You can customize the ROUGE metric using the following parameters:

rouge_type (str): Type of ROUGE score to compute. Must be one of:
- rouge1: Unigram-based scoring
- rouge2: Bigram-based scoring
- rougeL: Longest common subsequence-based scoring
- rougeLsum: ROUGE-L score based on sentence splitting
Default: rouge1
use_stemmer (bool): Whether to use stemming in ROUGE computation.
Default: False
split_summaries (bool): Whether to split summaries into sentences.
Default: False
tokenizer (Any | None): Custom tokenizer for sentence splitting.
Default: None

python

from opik.evaluation.metrics import ROUGE

metric = ROUGE(
    rouge_type="rouge2",
    use_stemmer=True
)

score = metric.score(
    output="The cats sat on the mats",
    reference=["The cat is on the mat", "A cat sat here on the mat"]
)
print(score.value, score.reason)

AggregatedMetric

You can use the AggregatedMetric function to compute averages across multiple metrics for each item in your experiment.

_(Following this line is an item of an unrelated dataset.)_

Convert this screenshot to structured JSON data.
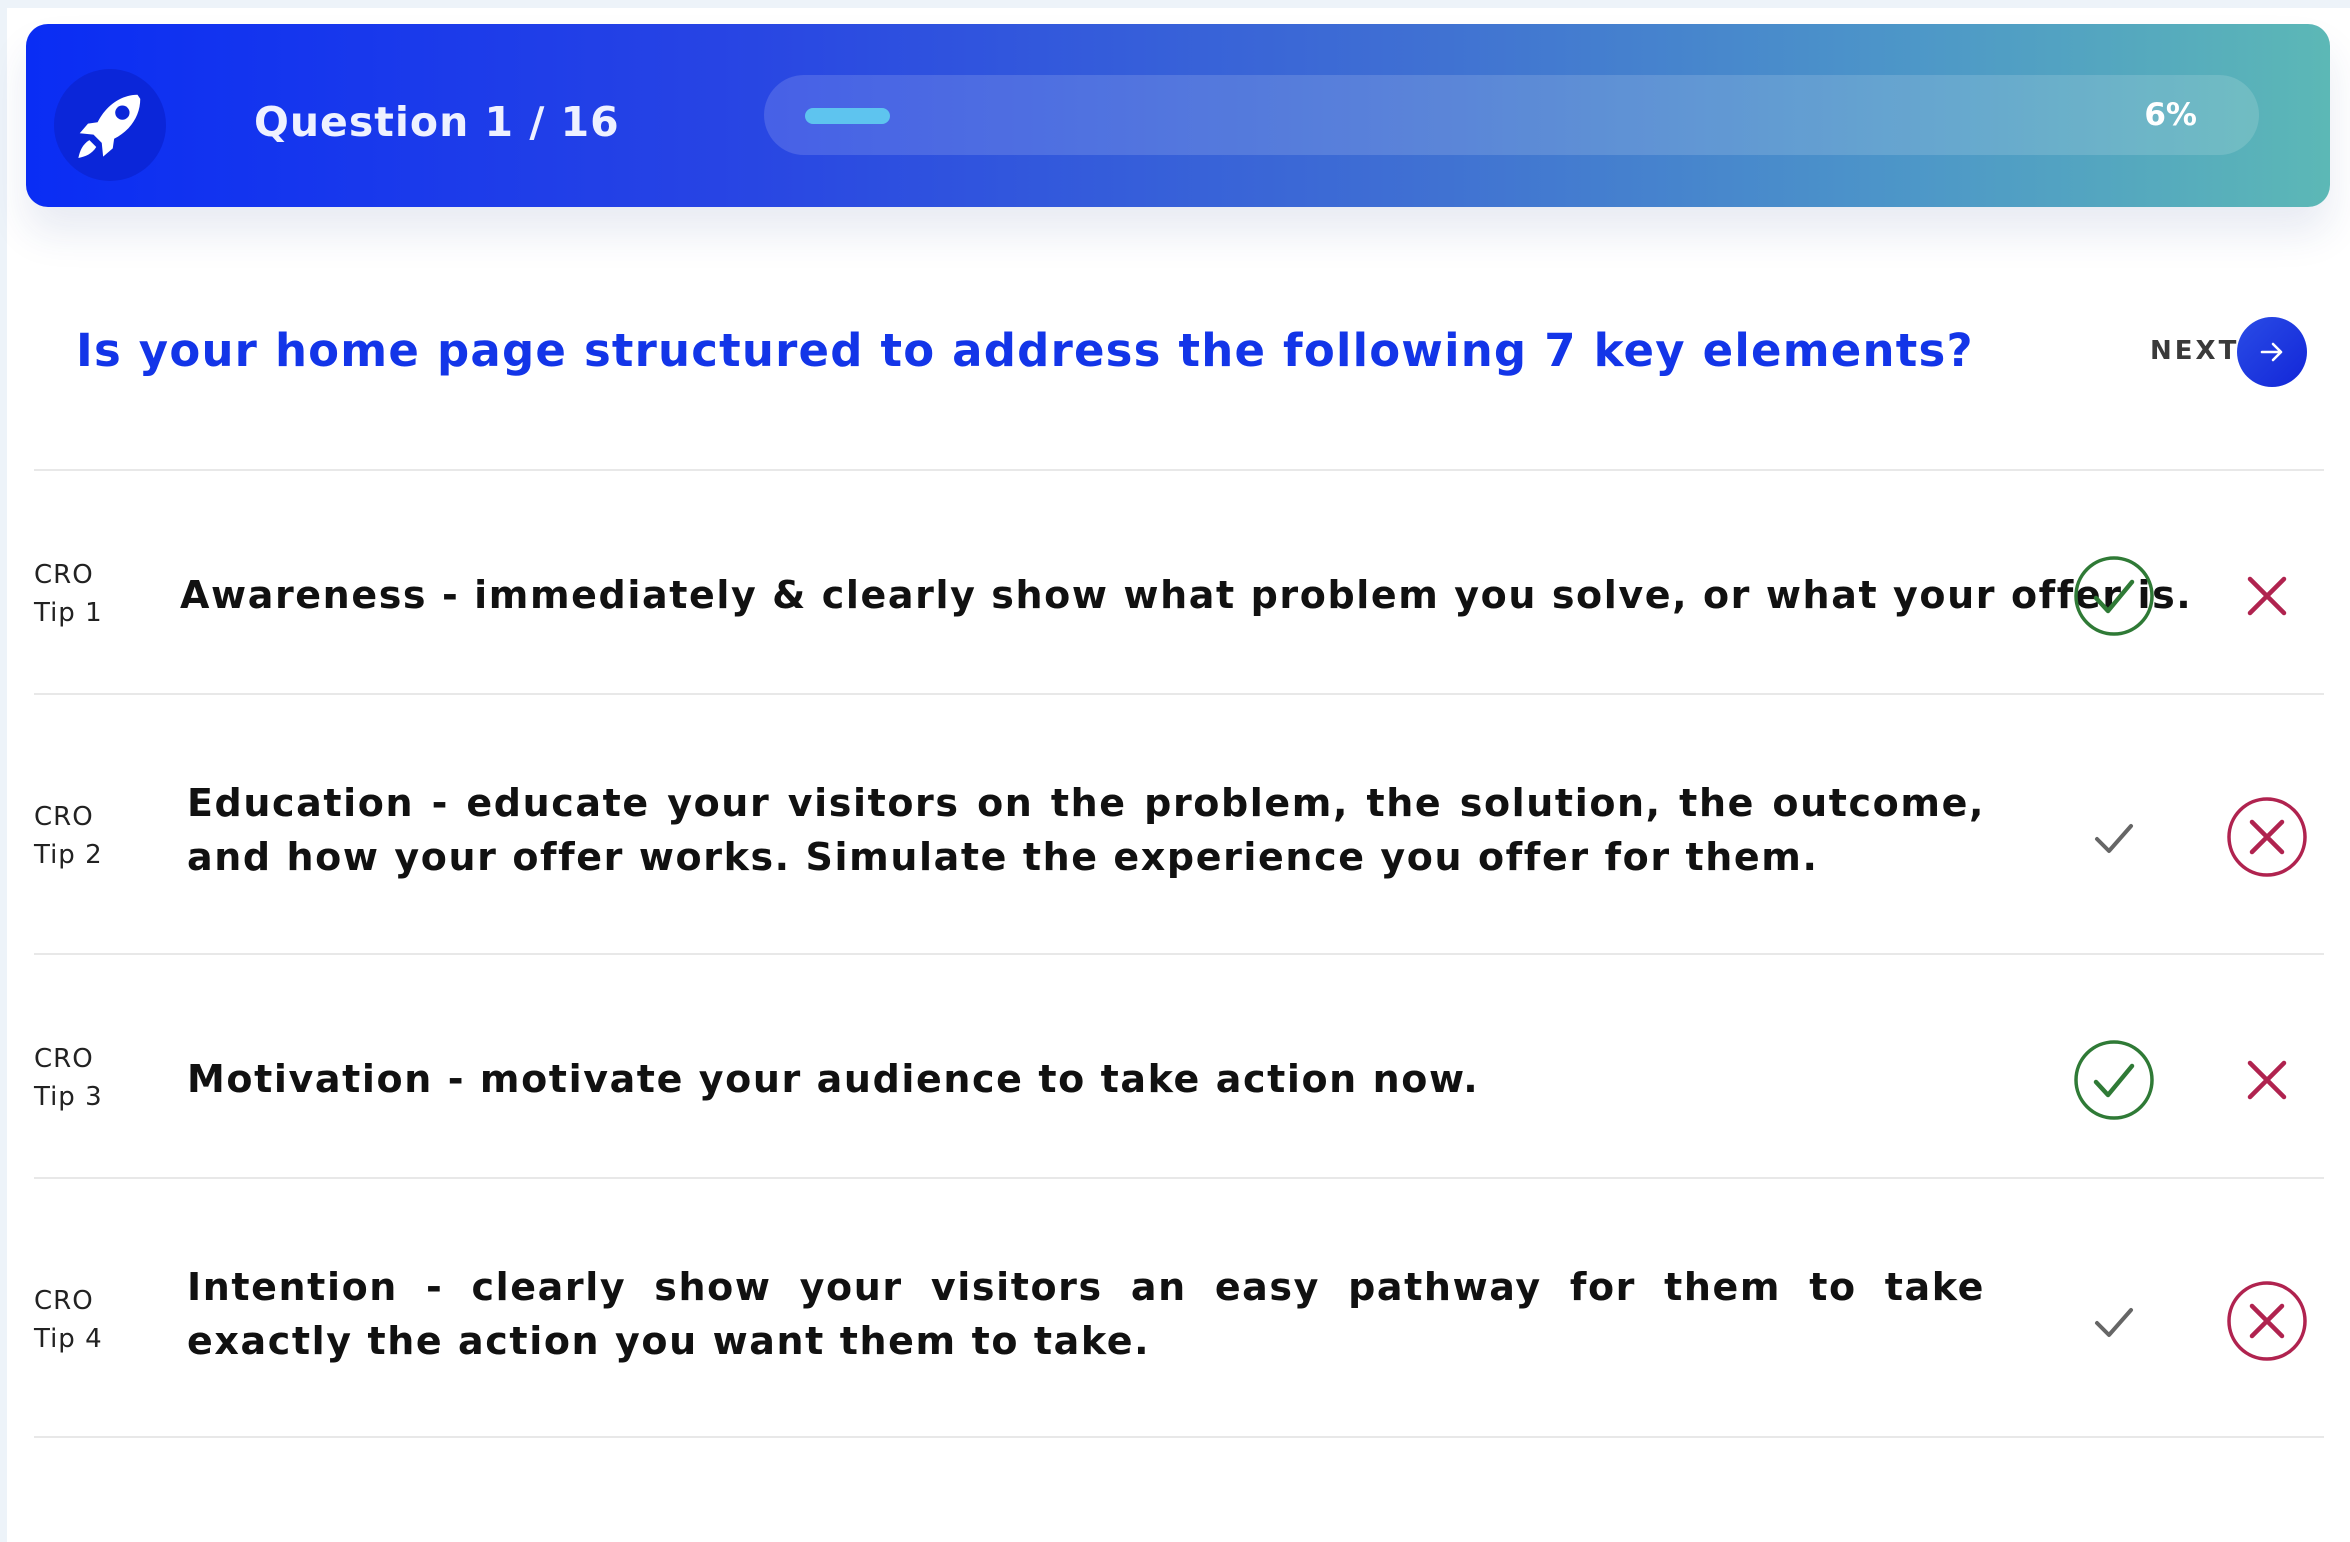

You can define the metric as:

python

from opik.evaluation.metrics import AggregatedMetric, Hallucination, GEval

metric = AggregatedMetric(
  name="average_score",
  metrics=[
    Hallucination(),
    GEval(
      task_introduction="Identify factual inaccuracies",
      evaluation_criteria="Return a score of 1 if there are inaccuracies, 0 otherwise"
    )
  ],
  aggregator=lambda metric_results: sum([score_result.value for score_result in metric_results]) / len(metric_results)
)

References

Notes

The metric is case-insensitive.
ROUGE scores are useful for comparing text summarization models or evaluating text similarity.
Consider using stemming for improved evaluation in certain cases.